Ford’s government also cut the funding to Legal Aid Ontario by 30 per cent, or $133 million. That program pays for legal support for those who can’t afford lawyers of their own and the cuts prompted a province-wide day of action on Tuesday with more than 40 events and rallies in protest.
The PCs have also introduced changes to the provincial education system that will increase average Ontario class sizes from 22 to 28 students in high schools and increase class sizes by roughly one additional student in elementary schools, not including kindergarten or Grade 1 through Grade 3.
All of those have prompted significant public criticism, with polls suggesting Ford has become the second-least popular premier in the country.
Liberal MPs and cabinet ministers have previously criticized the Ford cuts and Wednesday’s speech was not the first time Trudeau has taken aim at Ford’s policies.
Trudeau weighed in on the issue of class sizes during an armchair discussion with the Ontario Teachers’ Federation earlier this month.
“As a federal politician, even as prime minister, I’m not supposed to have too much of an opinion on provincial education policy,” he said.
“But I was a teacher and I’m also a parent with kids in the system, and I’m very, very worried about them suddenly showing up in September with a class size of 30 plus, less support for the special needs kids, and an environment that is generally hostile to teachers.”
Third-party attack ads during the NBA Finals also linked the two conservative leaders, saying that “Andrew Scheer will never stand up to Ford.”
A spokesperson for Scheer pushed back at the characterizations on Wednesday.
“Justin Trudeau’s record is one of failures, broken promises, higher taxes, and endless deficits that threaten the public services that Canadians depend on.
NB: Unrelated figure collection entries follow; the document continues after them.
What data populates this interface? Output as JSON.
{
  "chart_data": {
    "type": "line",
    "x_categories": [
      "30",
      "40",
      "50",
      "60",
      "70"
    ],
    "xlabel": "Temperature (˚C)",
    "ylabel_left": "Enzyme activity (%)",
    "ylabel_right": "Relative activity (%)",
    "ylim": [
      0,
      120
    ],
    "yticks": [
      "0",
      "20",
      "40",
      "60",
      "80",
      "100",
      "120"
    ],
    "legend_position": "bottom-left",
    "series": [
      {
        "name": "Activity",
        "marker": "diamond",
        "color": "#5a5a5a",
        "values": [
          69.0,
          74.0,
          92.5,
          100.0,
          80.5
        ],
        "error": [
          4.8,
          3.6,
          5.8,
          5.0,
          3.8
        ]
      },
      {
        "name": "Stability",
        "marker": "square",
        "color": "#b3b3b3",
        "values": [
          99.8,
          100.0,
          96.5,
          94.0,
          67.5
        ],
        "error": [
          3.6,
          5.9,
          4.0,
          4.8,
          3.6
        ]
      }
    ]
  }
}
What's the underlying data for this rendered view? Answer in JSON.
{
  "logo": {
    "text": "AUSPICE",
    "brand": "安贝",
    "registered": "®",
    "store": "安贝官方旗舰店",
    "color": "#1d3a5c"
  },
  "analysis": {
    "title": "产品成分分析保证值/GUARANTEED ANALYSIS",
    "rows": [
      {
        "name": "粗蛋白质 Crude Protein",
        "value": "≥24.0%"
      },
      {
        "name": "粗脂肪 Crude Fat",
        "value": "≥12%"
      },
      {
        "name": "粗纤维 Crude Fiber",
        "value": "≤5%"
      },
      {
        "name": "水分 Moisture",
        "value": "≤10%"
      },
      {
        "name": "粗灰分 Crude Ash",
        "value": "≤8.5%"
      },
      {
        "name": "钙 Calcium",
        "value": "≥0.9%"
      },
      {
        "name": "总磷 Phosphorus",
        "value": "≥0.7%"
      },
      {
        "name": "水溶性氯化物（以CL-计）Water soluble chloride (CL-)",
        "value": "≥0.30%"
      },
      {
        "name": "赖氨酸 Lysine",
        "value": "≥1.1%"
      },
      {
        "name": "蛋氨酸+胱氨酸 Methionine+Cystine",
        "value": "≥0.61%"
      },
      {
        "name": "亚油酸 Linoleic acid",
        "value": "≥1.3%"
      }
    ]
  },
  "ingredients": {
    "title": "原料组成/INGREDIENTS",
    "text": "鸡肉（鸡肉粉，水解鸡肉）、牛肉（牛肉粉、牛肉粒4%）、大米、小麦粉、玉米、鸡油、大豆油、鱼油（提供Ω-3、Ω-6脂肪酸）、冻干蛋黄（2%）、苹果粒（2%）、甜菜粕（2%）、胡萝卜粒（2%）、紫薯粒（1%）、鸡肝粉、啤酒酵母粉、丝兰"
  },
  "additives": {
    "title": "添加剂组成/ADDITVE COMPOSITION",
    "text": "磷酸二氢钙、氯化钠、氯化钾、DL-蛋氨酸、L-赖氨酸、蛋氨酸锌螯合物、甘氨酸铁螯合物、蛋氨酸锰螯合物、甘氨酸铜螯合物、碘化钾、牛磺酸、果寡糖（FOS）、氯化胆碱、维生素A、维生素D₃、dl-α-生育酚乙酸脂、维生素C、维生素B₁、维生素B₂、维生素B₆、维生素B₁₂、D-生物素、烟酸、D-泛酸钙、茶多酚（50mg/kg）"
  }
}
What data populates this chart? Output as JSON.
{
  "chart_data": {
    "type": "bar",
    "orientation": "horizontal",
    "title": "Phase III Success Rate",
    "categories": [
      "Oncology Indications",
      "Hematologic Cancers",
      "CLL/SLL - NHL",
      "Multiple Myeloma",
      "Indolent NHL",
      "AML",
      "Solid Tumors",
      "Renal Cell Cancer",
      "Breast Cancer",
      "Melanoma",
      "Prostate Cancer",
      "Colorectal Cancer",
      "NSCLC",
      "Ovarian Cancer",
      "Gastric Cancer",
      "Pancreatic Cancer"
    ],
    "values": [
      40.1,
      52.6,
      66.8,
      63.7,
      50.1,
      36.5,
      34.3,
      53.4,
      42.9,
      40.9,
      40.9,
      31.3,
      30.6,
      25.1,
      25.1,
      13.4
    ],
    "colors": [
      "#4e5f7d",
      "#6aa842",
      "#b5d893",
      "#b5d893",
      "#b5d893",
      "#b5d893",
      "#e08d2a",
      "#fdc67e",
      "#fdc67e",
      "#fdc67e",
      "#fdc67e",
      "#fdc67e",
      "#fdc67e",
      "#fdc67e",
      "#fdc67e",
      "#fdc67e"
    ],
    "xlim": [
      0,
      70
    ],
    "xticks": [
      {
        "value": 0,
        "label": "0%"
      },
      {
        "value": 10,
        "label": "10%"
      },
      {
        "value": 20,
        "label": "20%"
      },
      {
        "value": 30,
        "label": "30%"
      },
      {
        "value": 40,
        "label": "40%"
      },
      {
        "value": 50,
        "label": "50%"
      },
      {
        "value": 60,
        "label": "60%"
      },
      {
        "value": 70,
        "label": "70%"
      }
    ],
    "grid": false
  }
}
Once again, Justin Trudeau’s poor judgement is hurting the very people he claims to help,” said Daniel Schow, press secretary for Scheer.
“Mr. Scheer’s vision is for a Canada where everybody can get ahead without the government making life more difficult. Part of that is balancing the budget so we can stop spending billions on debt interest and instead spend it on Canadians. “
There are roughly three months to go until the federal election on Oct. 21.
And with that, one expert said Canadians can likely expect to keep hearing similar messaging from the Liberals.
“Ford and Scheer are like gifts to Trudeau,” said Laura Stephenson, a professor of political science at Western University, in a recent interview with Global News.
“Trudeau couldn’t have asked for a better foil.”